The present study may have important implications for policymakers. As part of extensive healthcare reform in the UK, the QIPP programme aims to improve the quality and delivery of NHS care while making efficiency savings. For example, one aim is to “reduce expensive hospital admissions by: getting patients more involved in managing their own conditions; where possible treating more patients closer to home” [53]. The current results show that PD is associated with quality improvements and cost savings compared to conventional ICHD. The increased use of PD could make a significant contribution to the target of achieving £20 billion efficiency savings by 2015 while improving the quality of a patient-focussed health service.
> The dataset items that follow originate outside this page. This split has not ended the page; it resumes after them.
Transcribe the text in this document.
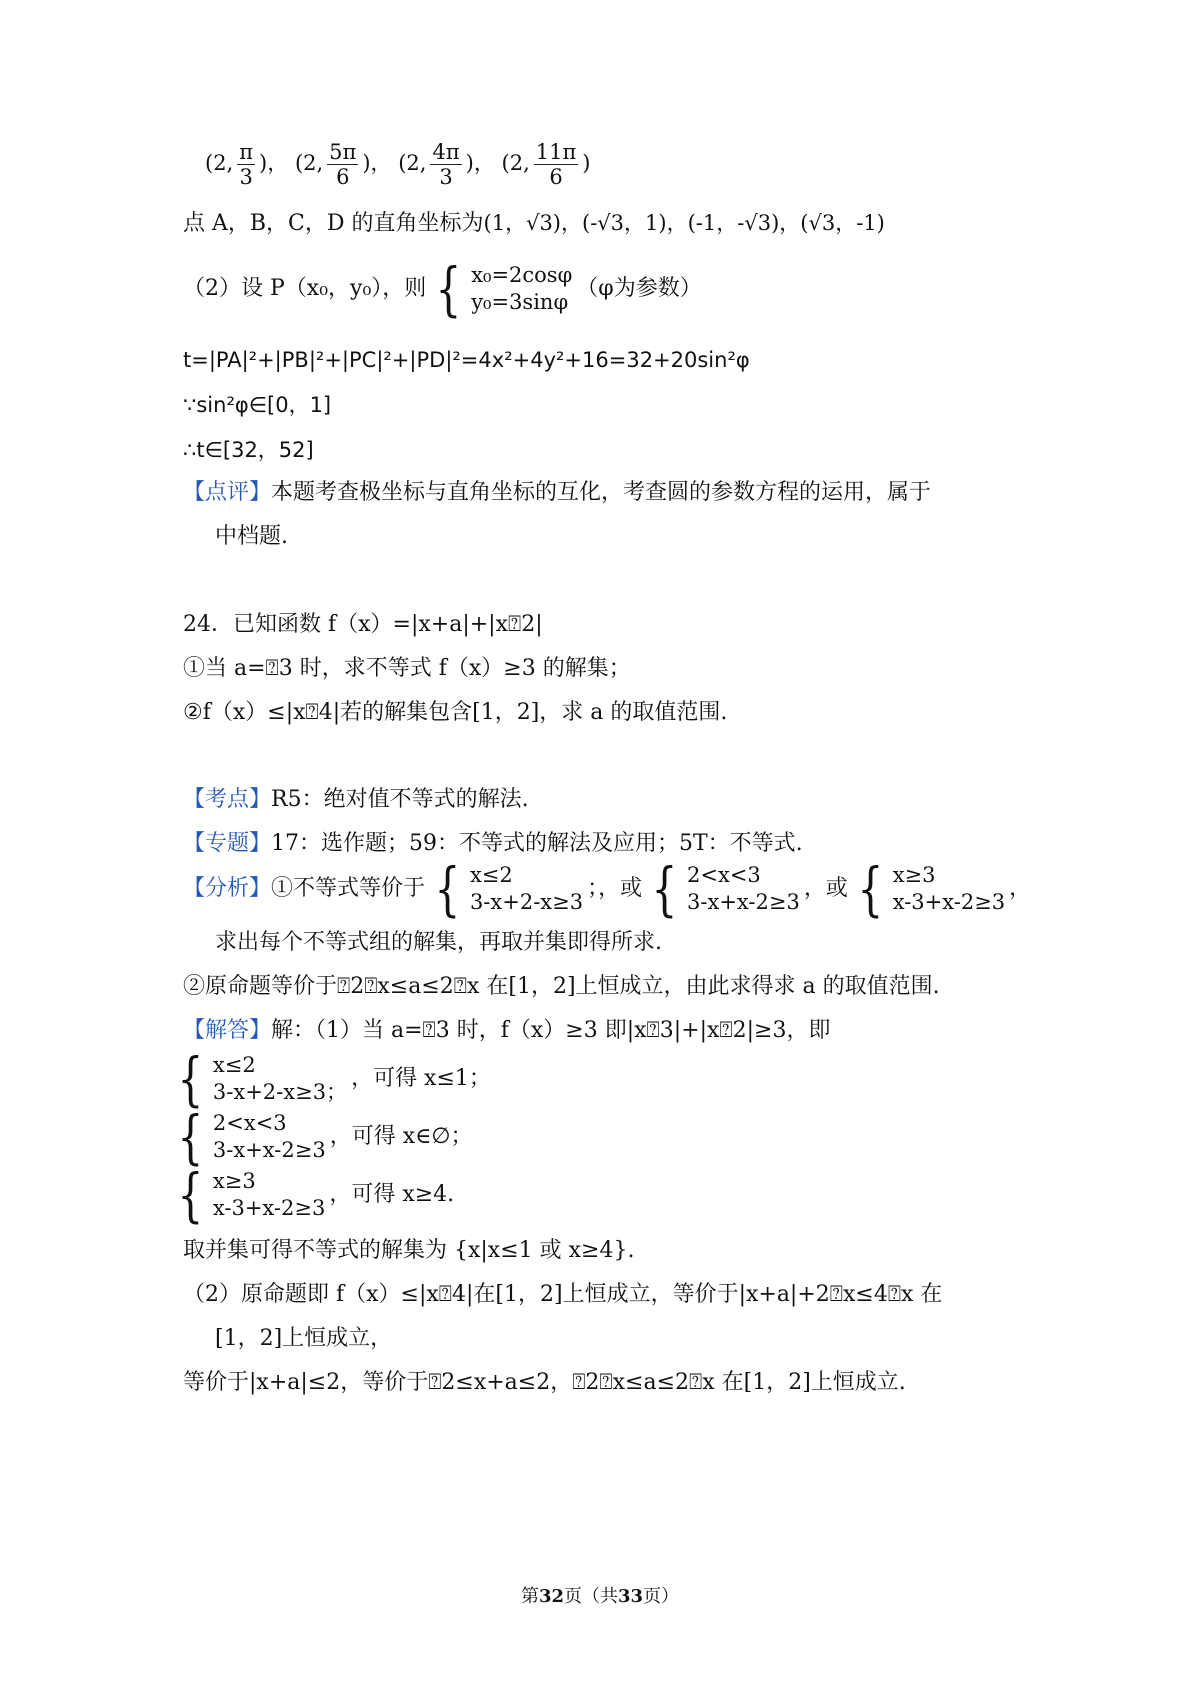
(2, $\frac{\pi}{3}$ )， (2, $\frac{5\pi}{6}$ )， (2, $\frac{4\pi}{3}$ )， (2, $\frac{11\pi}{6}$ )
点 A，B，C，D 的直角坐标为(1，√3)，(-√3，1)，(-1，-√3)，(√3，-1)
（2）设 P（x₀，y₀），则 { x₀=2cosφ
y₀=3sinφ
（φ为参数）
t=|PA|²+|PB|²+|PC|²+|PD|²=4x²+4y²+16=32+20sin²φ
∵sin²φ∈[0，1]
∴t∈[32，52]
【点评】本题考查极坐标与直角坐标的互化，考查圆的参数方程的运用，属于
中档题.
24．已知函数 f（x）=|x+a|+|x⍰2|
①当 a=⍰3 时，求不等式 f（x）≥3 的解集；
②f（x）≤|x⍰4|若的解集包含[1，2]，求 a 的取值范围.
【考点】R5：绝对值不等式的解法.
【专题】17：选作题；59：不等式的解法及应用；5T：不等式.
【分析】①不等式等价于 { x≤2
3-x+2-x≥3
；，或 { 2<x<3
3-x+x-2≥3
，或 { x≥3
x-3+x-2≥3
，
求出每个不等式组的解集，再取并集即得所求.
②原命题等价于⍰2⍰x≤a≤2⍰x 在[1，2]上恒成立，由此求得求 a 的取值范围.
【解答】解：（1）当 a=⍰3 时，f（x）≥3 即|x⍰3|+|x⍰2|≥3，即
{ x≤2
3-x+2-x≥3；
，可得 x≤1；
{ 2<x<3
3-x+x-2≥3
，可得 x∈∅；
{ x≥3
x-3+x-2≥3
，可得 x≥4.
取并集可得不等式的解集为 {x|x≤1 或 x≥4}.
（2）原命题即 f（x）≤|x⍰4|在[1，2]上恒成立，等价于|x+a|+2⍰x≤4⍰x 在
[1，2]上恒成立，
等价于|x+a|≤2，等价于⍰2≤x+a≤2，⍰2⍰x≤a≤2⍰x 在[1，2]上恒成立.
第32页（共33页）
In summary, this study suggests that using PD in line with NICE recommendations may be a cost-effective method of treating incident ESRD patients requiring dialysis. It is acknowledged also that there are some limitations associated with this analysis due to many of the model inputs being based on data not specifically relating to the UK. Additionally, the results of the PSA show that there is uncertainty regarding the clinical benefits of PD over other dialysis modalities. Further research is therefore warranted into the clinical comparative effectiveness of PD versus HD. However, this study suggests that, from a UK payer perspective, increasing the proportion of patients on PD could lead to cost reductions while also improving clinical outcomes and QoL, thus alleviating the burden to the patient. The results suggest that policies encouraging the use of PD as the first dialysis option would help support implementation of the NHS QIPP agenda and that quality of care could be improved with reduced resource use.

Below is the link to the electronic supplementary material.

Supplementary material 1 (DOCX 26 kb)

Increasing peritoneal dialysis (PD) usage among incident patients with end-stage renal disease (ESRD) requiring dialysis has the potential to result in significant cost savings.

The possible clinical benefits and improvements in patient quality of life associated with PD could also reduce the burden of disease to the patient.

Implementing the use of PD as a first choice dialysis modality among appropriate patients could be a positive step towards supporting the National Health Service (NHS) QIPP (Quality, Innovation, Productivity and Prevention) programme in its aims to reduce costs while improving the quality and delivery of patient care.